The next day, my girlfriend and I got tested not once but twice, each. Once with an antigen test and, again, with a P.C.R. test (the results of which we’d paid to expedite). All four came back negative. These new results seemed to prove that my test from J.F.K. had been a false positive!

Although neither of us had prior personal experience with this kind of thing, we had heard that you were able to “test out” of a false positive. In other words, if you had two tests that proved you did not in fact have the coronavirus, the previous false positive would be struck from the record.

The grand plan was back on. Greece (and the pitfalls of international travel) be damned, we booked a flight for Hawaii. (An island is, after all, an island.)

We found a flight for the very next morning, set our alarms, and went to bed early.

At 11:30 that night I woke up to a call from the federal government. The man on the other end said he knew that my girlfriend and I had booked a flight for the next morning.

He said, “Don’t even bother showing up to the airport. You’ve been placed on a do-not-fly list. If you were to try to board that flight tomorrow, we’d have to take next steps.”

Which is a sentence that stops you in your tracks.

This new caller—who provided a last name to go along with his first, as well as an official e-mail—informed me that although it had been the case that one could “test out” of a false positive in the past, this was no longer federal protocol.

“It was a very recent change. A lot of people haven’t heard about it.”

“Fascinating,” I said, now an enemy of the state.

I thanked him for his help, he thanked me for my cooperation, I told my girlfriend the bad news, and we settled in for our 10 days of seclusion.

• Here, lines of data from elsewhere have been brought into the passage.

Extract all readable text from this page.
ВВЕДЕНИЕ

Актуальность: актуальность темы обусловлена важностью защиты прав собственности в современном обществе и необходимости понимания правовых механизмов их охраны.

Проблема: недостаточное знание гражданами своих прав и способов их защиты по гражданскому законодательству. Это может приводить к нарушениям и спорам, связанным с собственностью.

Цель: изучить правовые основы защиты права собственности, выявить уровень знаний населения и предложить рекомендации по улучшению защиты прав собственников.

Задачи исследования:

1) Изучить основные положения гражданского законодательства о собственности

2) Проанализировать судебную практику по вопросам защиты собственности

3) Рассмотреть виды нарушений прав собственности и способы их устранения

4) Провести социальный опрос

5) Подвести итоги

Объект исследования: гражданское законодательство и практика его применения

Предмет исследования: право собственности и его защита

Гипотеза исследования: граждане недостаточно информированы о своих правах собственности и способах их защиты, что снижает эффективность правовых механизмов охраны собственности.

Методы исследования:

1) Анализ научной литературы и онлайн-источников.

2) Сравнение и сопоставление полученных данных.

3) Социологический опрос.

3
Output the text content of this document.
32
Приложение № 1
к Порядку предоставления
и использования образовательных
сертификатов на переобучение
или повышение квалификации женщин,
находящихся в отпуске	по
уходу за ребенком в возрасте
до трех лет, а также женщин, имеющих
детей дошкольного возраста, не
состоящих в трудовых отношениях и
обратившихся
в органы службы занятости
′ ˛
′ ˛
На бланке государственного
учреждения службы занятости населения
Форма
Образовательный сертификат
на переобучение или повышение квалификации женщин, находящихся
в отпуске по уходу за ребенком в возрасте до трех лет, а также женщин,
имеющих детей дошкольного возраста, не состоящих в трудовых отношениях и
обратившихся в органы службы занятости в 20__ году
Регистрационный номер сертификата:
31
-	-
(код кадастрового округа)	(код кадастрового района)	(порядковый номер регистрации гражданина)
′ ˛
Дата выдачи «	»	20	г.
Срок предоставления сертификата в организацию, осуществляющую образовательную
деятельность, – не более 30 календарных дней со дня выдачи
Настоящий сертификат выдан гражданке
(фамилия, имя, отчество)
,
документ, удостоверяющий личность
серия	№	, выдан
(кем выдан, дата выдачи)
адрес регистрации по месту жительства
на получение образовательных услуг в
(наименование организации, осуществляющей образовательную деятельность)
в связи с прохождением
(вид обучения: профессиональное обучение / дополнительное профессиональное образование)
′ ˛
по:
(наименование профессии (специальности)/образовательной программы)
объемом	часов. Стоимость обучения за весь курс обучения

All things considered, we’re lucky. We don’t have the coronavirus, nor do our friends and family. (They all tested negative.) We were able to get nearly all our travel expenses refunded. And, ironically, my non-vacation of a vacation ended up being Greek enough.

The islands we had originally planned to visit were associated with ancient Greek poets (Homer and Erinna), and I understand ancient Greek poetry to have two main themes. The first is hubris, pride coming before the fall. To wit, I might have done better to overprepare and get tested before the day of our flight so I wouldn’t have had to rely on the tests given behind the bus station at J.F.K.

The second main theme of ancient Greek poetry is the unpredictability of the gods, the sometimes harsh and funny (to others, anyway) role chance plays in our lives. Our grand plans mean nothing to Zeus, or to our global-health gods.